Strajk w tarnobrzeskim szpitalu zamrożony do 20 sierpnia

Udostępnij:
Decyzję o wstrzymaniu strajku, który miał rozpocząć się w tym tygodniu, podjęli związkowcy ze Szpitala Wojewódzkiego w Tarnobrzegu. Czekają na stanowisko Władysława Ortyla, marszałka Podkarpacia.
Stanowisko marszałka dotyczy możliwości zwiększenia przez Narodowy Fundusz Zdrowia kontraktu na świadczenia medyczne. Takie rozwiązanie zaspokoiłoby żądania o podwyżki i zażegnałoby spór.
- Jeśli nie będzie ze strony marszałka deklaracji, będzie strajk – mówią związkowcy.

Rozmowy „ostatniej szansy”, jak nazwały je strony sporu, odbyły się w poniedziałek w szpitalnej stołówce. Uczestniczyli w nich związkowcy oraz Władysław Ortyl, marszałek Podkarpacia, Tadeusz Pióro, członek zarządu województwa i Wiktor Stasiak, dyrektor szpitala.

- My już dłużej na podwyżki czekać nie możemy – powiedziała stanowczo Krystyna Róg, przewodnicząca Zakładowej Organizacji Związkowej Ogólnopolskiego Związku Zawodowego Techników Medycznych Elektroradiologii.

Przypomniała, że podwyżek pracownicy tej grupy nie dostają już od siedmiu lat, pomimo że pomagali szpitalowi, gdy był w bardzo trudnej sytuacji. Zrezygnowali wtedy z premii i zgodzili się na obniżenie funduszu socjalnego do 2 proc. W zeszłym tygodniu Termedia pisała o tym w artykule:

http://www.termedia.pl/Strajk-w-tarnobrzeskim-szpitalu-juz-prawie-przesadzony,13728.html


Marszałek Ortyl zadeklarował, że będzie prowadził negocjacje z NFZ o zwiększenie kontraktu na świadczenia medyczne w tarnobrzeskiej placówce. Gdyby Fundusz się zgodził, wtedy będzie możliwe podniesienie płac pracowniczych. Wspomniał także, że zarząd nie ma bezpośredniego wpływu na regulacje płac pracowniczych. Poinformował, że co prawda, do wszystkich placówek podlegających marszałkowi wpłynie 10 mln zł na ochronę zdrowia od zarządu województwa, ale nie wiadomo jeszcze ile z tego trafi do tego szpitala.

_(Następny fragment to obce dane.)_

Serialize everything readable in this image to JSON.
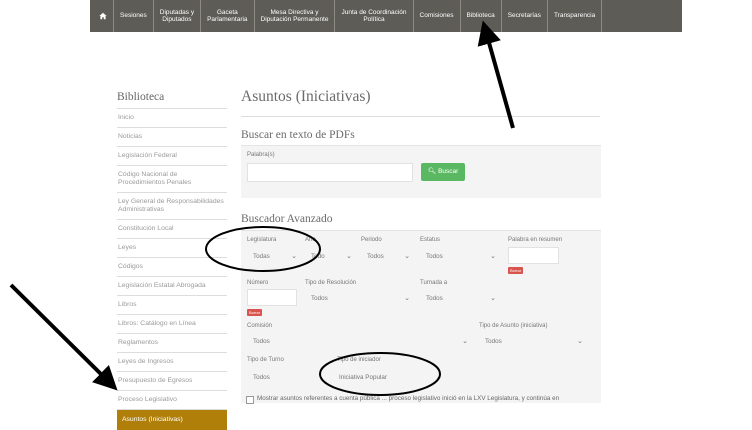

Cała nadzieja pozostaje więc w negocjacjach z Funduszem. A kwota, jak informowaliśmy wcześniej, jest niemała, bo ponad 700 pracowników żąda podwyżki po 500 zł brutto.

- Sprawa nie jest prosta – uprzedził związkowców Ortyl. - My w tej chwili słyszymy i mamy nie do końca potwierdzone informacje, że będzie to wyłącznie aneksowanie kontraktu nie bacząc na to, że wzrosła jakość i ilość świadczonych usług – dodał.

Dzisiejsze negocjacje są nadzieją dla chorych, którzy strajku boją się najbardziej, ale też starają się rozumieć związkowców.

- Nie dziwię się, że do tego doszło – mówi jedna z pacjentek. – Ale nie wyobrażam sobie, że jak będzie strajk, to nie podejdzie mnie pielęgniarka.

Na razie obie strony wykazały dobrą wolę, chociaż po ostatnio opisanych przez nas rozmowach wydawało się, że wszelkie nadzieje na porozumienie zostały już wykorzystane. Teraz wszystko w rękach marszałka i możliwościach NFZ.
 
© 2024 Termedia Sp. z o.o. All rights reserved.
Developed by Bentus.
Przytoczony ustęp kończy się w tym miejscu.